Майкл Чабон – Союз еврейских полисменов (страница 33)
Он так и лежит в нижнем белье и носках, и все белые клетки в его голове заштрихованы, когда раздается стук в дверь. Он садится лицом к стене, его сердце – барабан, стучащий в висках. Ландсман закутан в простыню с головой, словно ребенок, собравшийся кого-то напугать. Наверное, какое-то время он лежал на животе. Он помнит, как слышал со дна могилы в черной грязи мрачной пещеры, ведущей на милю в глубь земли, далекую вибрацию своего шойфера и иногда, после, тихое чириканье телефона на столе из дубового шпона. Но он так глубоко увяз в грязи, что, даже если эти телефоны ему только снились, у него не было ни сил, ни желания поднять трубку. Подушка насквозь пропитана ужасным варевом похмельного пота, паники и слюны. Он смотрит на часы. Десять двадцать.
– Мейер?
Ландсман валится на кровать и лежит на животе, запеленатый в простыню.
– Я увольняюсь, – говорит он. – Бина, я подаю в отставку.

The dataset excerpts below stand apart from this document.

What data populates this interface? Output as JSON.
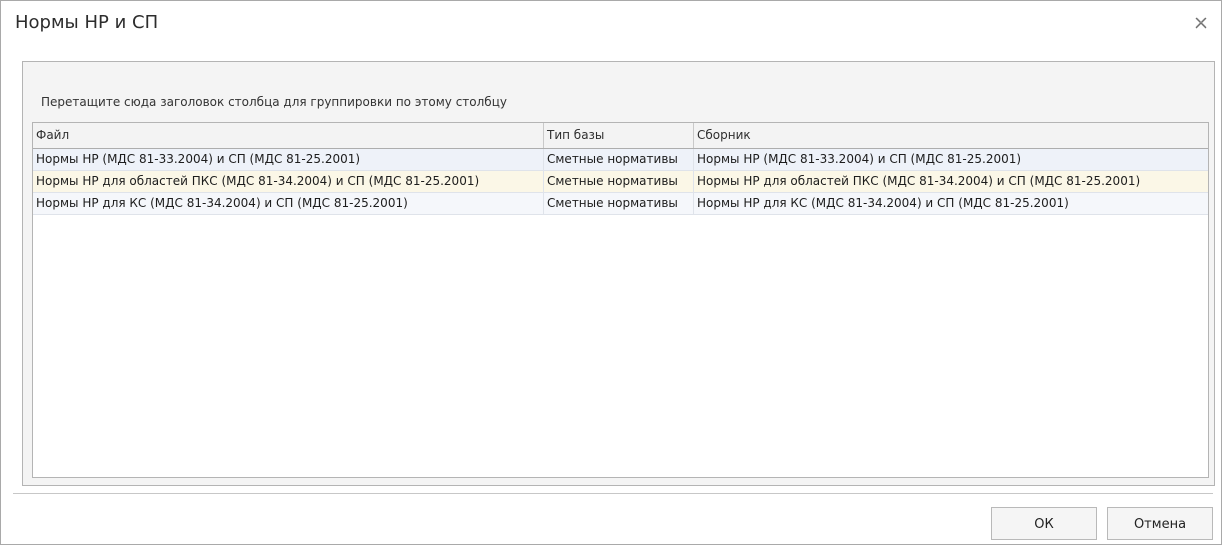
{
  "window": {
    "title": "Нормы НР и СП",
    "close_icon": "close-icon"
  },
  "grid": {
    "group_hint": "Перетащите сюда заголовок столбца для группировки по этому столбцу",
    "columns": [
      "Файл",
      "Тип базы",
      "Сборник"
    ],
    "rows": [
      [
        "Нормы НР (МДС 81-33.2004) и СП (МДС 81-25.2001)",
        "Сметные нормативы",
        "Нормы НР (МДС 81-33.2004) и СП (МДС 81-25.2001)"
      ],
      [
        "Нормы НР для областей ПКС (МДС 81-34.2004) и СП (МДС 81-25.2001)",
        "Сметные нормативы",
        "Нормы НР для областей ПКС (МДС 81-34.2004) и СП (МДС 81-25.2001)"
      ],
      [
        "Нормы НР для КС (МДС 81-34.2004) и СП (МДС 81-25.2001)",
        "Сметные нормативы",
        "Нормы НР для КС (МДС 81-34.2004) и СП (МДС 81-25.2001)"
      ]
    ]
  },
  "buttons": {
    "ok": "ОК",
    "cancel": "Отмена"
  }
}
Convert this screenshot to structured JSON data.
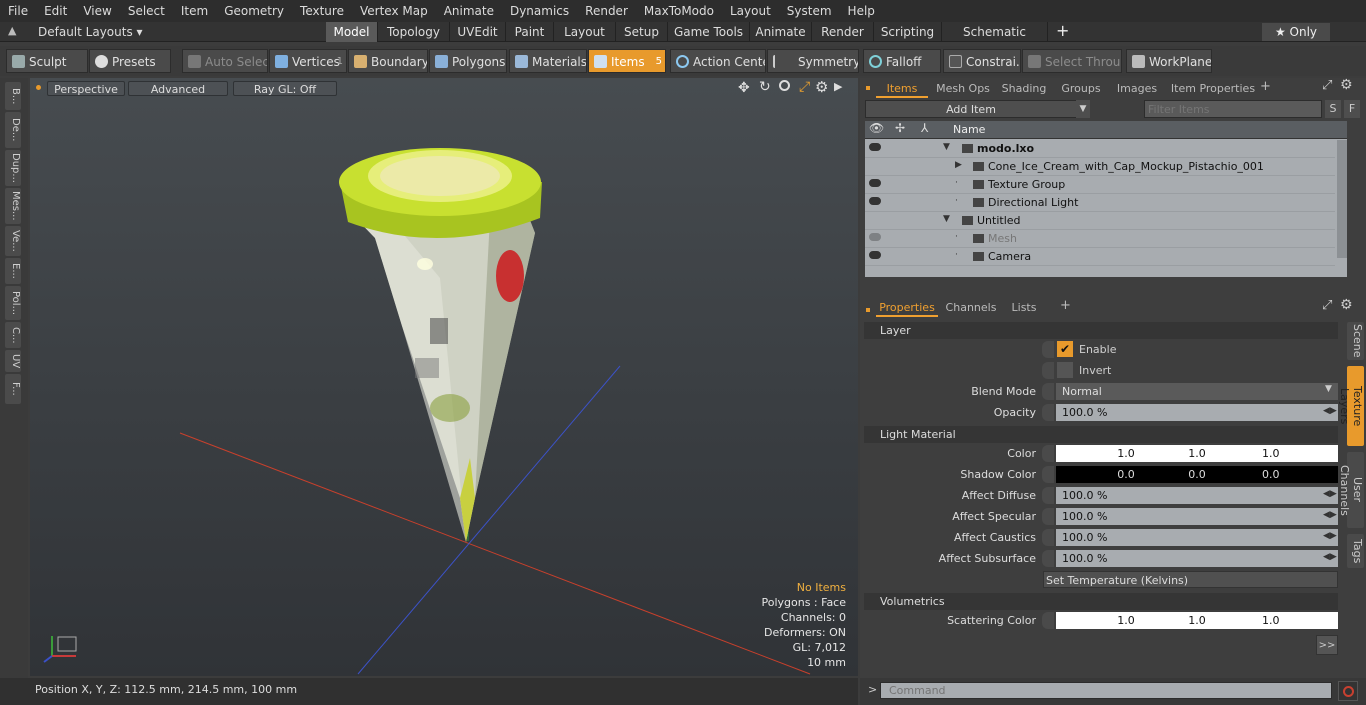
{
  "menu": [
    "File",
    "Edit",
    "View",
    "Select",
    "Item",
    "Geometry",
    "Texture",
    "Vertex Map",
    "Animate",
    "Dynamics",
    "Render",
    "MaxToModo",
    "Layout",
    "System",
    "Help"
  ],
  "layout_bar": {
    "preset": "Default Layouts ▾",
    "tabs": [
      "Model",
      "Topology",
      "UVEdit",
      "Paint",
      "Layout",
      "Setup",
      "Game Tools",
      "Animate",
      "Render",
      "Scripting",
      "Schematic Fusion"
    ],
    "active_tab": "Model",
    "add": "+",
    "only": "★ Only"
  },
  "toolbar": {
    "sculpt": "Sculpt",
    "presets": "Presets",
    "auto_select": "Auto Select",
    "vertices": "Vertices",
    "vertices_count": "1",
    "boundary": "Boundary",
    "polygons": "Polygons",
    "materials": "Materials",
    "items": "Items",
    "items_count": "5",
    "action_center": "Action Center",
    "symmetry": "Symmetry",
    "falloff": "Falloff",
    "constraints": "Constrai...",
    "select_through": "Select Through",
    "workplane": "WorkPlane"
  },
  "left_tabs": [
    "B...",
    "De...",
    "Dup...",
    "Mes...",
    "Ve...",
    "E...",
    "Pol...",
    "C...",
    "UV",
    "F..."
  ],
  "viewport": {
    "view": "Perspective",
    "shading": "Advanced",
    "raygl": "Ray GL: Off",
    "stats": {
      "items": "No Items",
      "polygons": "Polygons : Face",
      "channels": "Channels: 0",
      "deformers": "Deformers: ON",
      "gl": "GL: 7,012",
      "scale": "10 mm"
    }
  },
  "status": "Position X, Y, Z:   112.5 mm, 214.5 mm, 100 mm",
  "items_panel": {
    "tabs": [
      "Items",
      "Mesh Ops",
      "Shading",
      "Groups",
      "Images",
      "Item Properties"
    ],
    "active_tab": "Items",
    "add_item": "Add Item",
    "filter_placeholder": "Filter Items",
    "s": "S",
    "f": "F",
    "col_name": "Name",
    "tree": [
      {
        "label": "modo.lxo",
        "bold": true,
        "eye": true,
        "indent": 0
      },
      {
        "label": "Cone_Ice_Cream_with_Cap_Mockup_Pistachio_001",
        "eye": false,
        "indent": 1
      },
      {
        "label": "Texture Group",
        "eye": true,
        "indent": 1
      },
      {
        "label": "Directional Light",
        "eye": true,
        "indent": 1
      },
      {
        "label": "Untitled",
        "eye": false,
        "indent": 0
      },
      {
        "label": "Mesh",
        "eye": true,
        "indent": 1,
        "dim": true
      },
      {
        "label": "Camera",
        "eye": true,
        "indent": 1
      }
    ]
  },
  "props_panel": {
    "tabs": [
      "Properties",
      "Channels",
      "Lists"
    ],
    "active_tab": "Properties",
    "add": "+",
    "side_tabs": [
      "Scene",
      "Texture Layers",
      "User Channels",
      "Tags"
    ],
    "sections": {
      "layer": "Layer",
      "light_material": "Light Material",
      "volumetrics": "Volumetrics"
    },
    "enable": "Enable",
    "invert": "Invert",
    "blend_mode_label": "Blend Mode",
    "blend_mode": "Normal",
    "opacity_label": "Opacity",
    "opacity": "100.0 %",
    "color_label": "Color",
    "color": [
      "1.0",
      "1.0",
      "1.0"
    ],
    "shadow_label": "Shadow Color",
    "shadow": [
      "0.0",
      "0.0",
      "0.0"
    ],
    "affect_diffuse_label": "Affect Diffuse",
    "affect_diffuse": "100.0 %",
    "affect_specular_label": "Affect Specular",
    "affect_specular": "100.0 %",
    "affect_caustics_label": "Affect Caustics",
    "affect_caustics": "100.0 %",
    "affect_subsurface_label": "Affect Subsurface",
    "affect_subsurface": "100.0 %",
    "set_temp": "Set Temperature (Kelvins)",
    "scatter_label": "Scattering Color",
    "scatter": [
      "1.0",
      "1.0",
      "1.0"
    ],
    "more": ">>"
  },
  "command": {
    "prompt": ">",
    "placeholder": "Command"
  },
  "colors": {
    "accent": "#f0a030",
    "cap": "#c9e035"
  }
}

Бина отвечает не сразу. Ландсман надеется, что она его отставку приняла – что, впрочем, излишне – и вернется в свой модуль, к человеку из похоронного общества и к собственному превращению из еврейского полицейского в юриста великого штата Аляска. И когда он будет уверен, что она ушла, то вызовет горничную, которая раз в неделю меняет белье и полотенца, чтобы та его застрелила. Ей даже не придется его хоронить – надо просто вернуть откидную кровать в гнездо на стене. И ни клаустрофобия, ни страх темноты больше не будут его беспокоить.
Минутой позже он слышит поскребыванье ключа в замке, и дверь номера 505 открывается. Бина крадется в комнату, как крадутся в больничную палату кардиологического отделения, ожидая потрясения, напоминания о смерти, угрюмой правды про тело.

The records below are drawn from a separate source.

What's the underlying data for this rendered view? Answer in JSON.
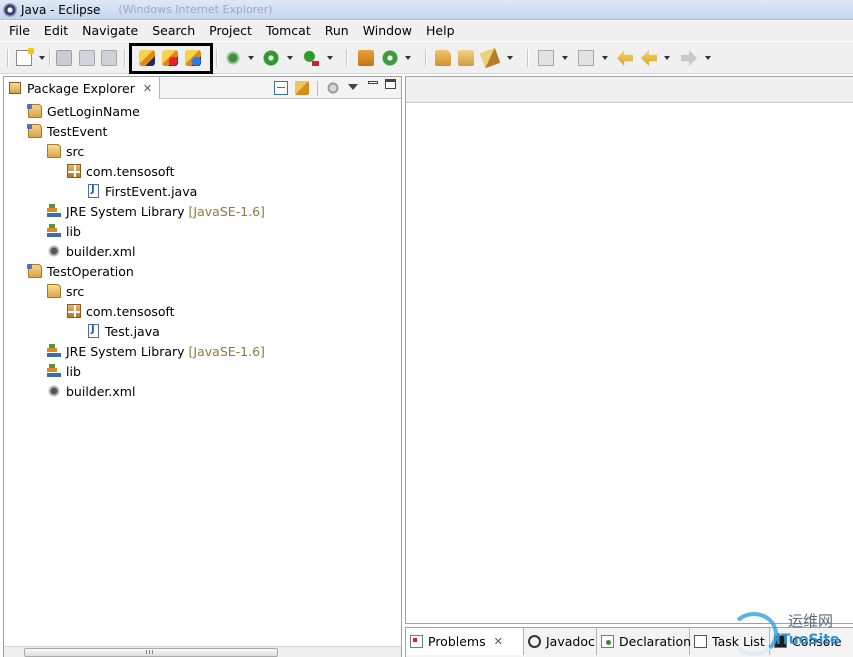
{
  "window": {
    "title": "Java - Eclipse",
    "ghost_title": "(Windows Internet Explorer)"
  },
  "menu": [
    "File",
    "Edit",
    "Navigate",
    "Search",
    "Project",
    "Tomcat",
    "Run",
    "Window",
    "Help"
  ],
  "toolbar": {
    "icons": [
      "new-wizard-icon",
      "save-icon",
      "save-all-icon",
      "print-icon",
      "tomcat-start-icon",
      "tomcat-stop-icon",
      "tomcat-restart-icon",
      "debug-icon",
      "run-icon",
      "external-tools-icon",
      "new-java-package-icon",
      "new-java-class-icon",
      "open-type-icon",
      "open-task-icon",
      "search-icon",
      "next-annotation-icon",
      "previous-annotation-icon",
      "last-edit-location-icon",
      "back-icon",
      "forward-icon"
    ],
    "highlighted_group": [
      "tomcat-start-icon",
      "tomcat-stop-icon",
      "tomcat-restart-icon"
    ]
  },
  "explorer": {
    "tab_label": "Package Explorer",
    "close_glyph": "✕",
    "tree": [
      {
        "label": "GetLoginName",
        "icon": "java-project-icon",
        "depth": 0
      },
      {
        "label": "TestEvent",
        "icon": "java-project-icon",
        "depth": 0
      },
      {
        "label": "src",
        "icon": "source-folder-icon",
        "depth": 1
      },
      {
        "label": "com.tensosoft",
        "icon": "package-icon",
        "depth": 2
      },
      {
        "label": "FirstEvent.java",
        "icon": "java-file-icon",
        "depth": 3
      },
      {
        "label": "JRE System Library",
        "decoration": "[JavaSE-1.6]",
        "icon": "library-icon",
        "depth": 1
      },
      {
        "label": "lib",
        "icon": "library-icon",
        "depth": 1
      },
      {
        "label": "builder.xml",
        "icon": "ant-file-icon",
        "depth": 1
      },
      {
        "label": "TestOperation",
        "icon": "java-project-icon",
        "depth": 0
      },
      {
        "label": "src",
        "icon": "source-folder-icon",
        "depth": 1
      },
      {
        "label": "com.tensosoft",
        "icon": "package-icon",
        "depth": 2
      },
      {
        "label": "Test.java",
        "icon": "java-file-icon",
        "depth": 3
      },
      {
        "label": "JRE System Library",
        "decoration": "[JavaSE-1.6]",
        "icon": "library-icon",
        "depth": 1
      },
      {
        "label": "lib",
        "icon": "library-icon",
        "depth": 1
      },
      {
        "label": "builder.xml",
        "icon": "ant-file-icon",
        "depth": 1
      }
    ]
  },
  "bottom_tabs": [
    {
      "label": "Problems",
      "icon": "problems-icon"
    },
    {
      "label": "Javadoc",
      "icon": "javadoc-icon"
    },
    {
      "label": "Declaration",
      "icon": "declaration-icon"
    },
    {
      "label": "Task List",
      "icon": "task-list-icon"
    },
    {
      "label": "Console",
      "icon": "console-icon"
    }
  ],
  "watermark": {
    "line1": "运维网",
    "line2": "iTuoSite"
  },
  "colors": {
    "decoration": "#8f7a3a",
    "highlight_border": "#000000",
    "titlebar": "#c4d6ec"
  }
}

– Г-ди, твою ж мать! – говорит она со своим идеальным твердым акцентом.
Это выражение всегда изумляет Ландсмана. Оно в самом деле курьезное, – по крайней мере, он поглядел бы на нечто подобное даже за деньги. Она проходит по составляющим серого костюма Ландсмана и банным полотенцам и останавливается у изножья кровати. Глаза ее вбирают розовые обои, украшенные ворсистыми венками, зеленый плюшевый ковер с разрозненными узорами, намекающими, что об него тушили окурки, и загадочными пятнами, разбитое стекло, пустую бутылку, отслоившийся и треснувший шпон мебели. Наблюдая за ней с раскладной кровати, Ландсман наслаждается выражением ужаса на ее лице, и только потому, что если не наслаждаться, то останется лишь сгореть со стыда.

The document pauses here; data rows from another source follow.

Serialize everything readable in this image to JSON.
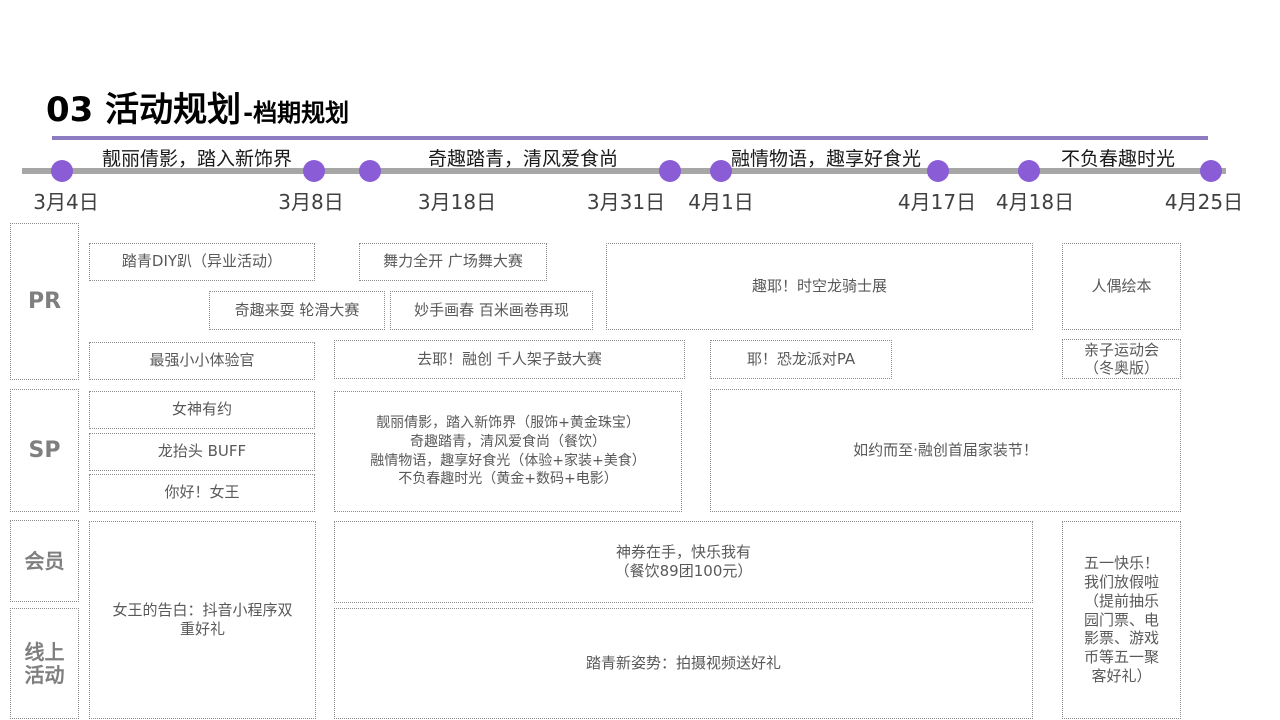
{
  "title": {
    "main": "03 活动规划",
    "sub": "-档期规划"
  },
  "timeline": {
    "phases": [
      "靓丽倩影，踏入新饰界",
      "奇趣踏青，清风爱食尚",
      "融情物语，趣享好食光",
      "不负春趣时光"
    ],
    "dates": [
      "3月4日",
      "3月8日",
      "3月18日",
      "3月31日",
      "4月1日",
      "4月17日",
      "4月18日",
      "4月25日"
    ]
  },
  "rows": {
    "pr": "PR",
    "sp": "SP",
    "member": "会员",
    "online": "线上\n活动"
  },
  "pr": {
    "diy": "踏青DIY趴（异业活动）",
    "dance": "舞力全开 广场舞大赛",
    "skate": "奇趣来耍 轮滑大赛",
    "scroll": "妙手画春 百米画卷再现",
    "knight": "趣耶！时空龙骑士展",
    "puppet": "人偶绘本",
    "experience": "最强小小体验官",
    "drum": "去耶！融创 千人架子鼓大赛",
    "dino": "耶！恐龙派对PA",
    "parent": "亲子运动会\n（冬奥版）"
  },
  "sp": {
    "goddess": "女神有约",
    "buff": "龙抬头 BUFF",
    "hello": "你好！女王",
    "themes": "靓丽倩影，踏入新饰界（服饰+黄金珠宝）\n奇趣踏青，清风爱食尚（餐饮）\n融情物语，趣享好食光（体验+家装+美食）\n不负春趣时光（黄金+数码+电影）",
    "home": "如约而至·融创首届家装节！"
  },
  "member": {
    "coupon": "神券在手，快乐我有\n（餐饮89团100元）",
    "queen": "女王的告白：抖音小程序双\n重好礼",
    "mayday": "五一快乐！\n我们放假啦\n（提前抽乐\n园门票、电\n影票、游戏\n币等五一聚\n客好礼）"
  },
  "online": {
    "video": "踏青新姿势：拍摄视频送好礼"
  },
  "colors": {
    "accent": "#8a5cd6",
    "rule": "#8e7cc3",
    "timeline": "#a6a6a6"
  }
}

– Как там на эсперанто будет «говеный клоповник»? – интересуется Бина. Она подходит к столу и бросает взгляд на оставшиеся неопрятные завитки запеканки из лапши в заляпанном жиром контейнере. – Ну, хоть покушал.
Она оборачивает кресло с подголовником к кровати и опускает на пол торбу. Изучает сиденье кресла. Судя по ее лицу, она раздумывает, не стоит ли обработать это сиденье чем-нибудь едким или антибактериальным, хранящимся в ее волшебной сумке. Наконец опускается в кресло, но очень медленно. На ней серый брючный костюм из какой-то скользкой ткани с черной искрой. Под пиджаком надета шелковая водолазка цвета морской волны. Лицо без косметики, если не считать двух полосок терракотовой помады на губах. В такое раннее время ее попытки обуздать спутанные волосы с помощью шпилек и зажимов еще небезуспешны. Если она хорошо выспалась ночью на узком ложе в ее прежней комнате (на верхнем этаже дома для двух семей на Японском острове, где старый господин Ойшер колотит протезом по полу нижней квартиры), это не заметно на впадинах и тенях ее лица. Ее брови снова взаимодействуют друг с другом. Накрашенный рот сжался до шва кирпичного цвета в два миллиметра шириной.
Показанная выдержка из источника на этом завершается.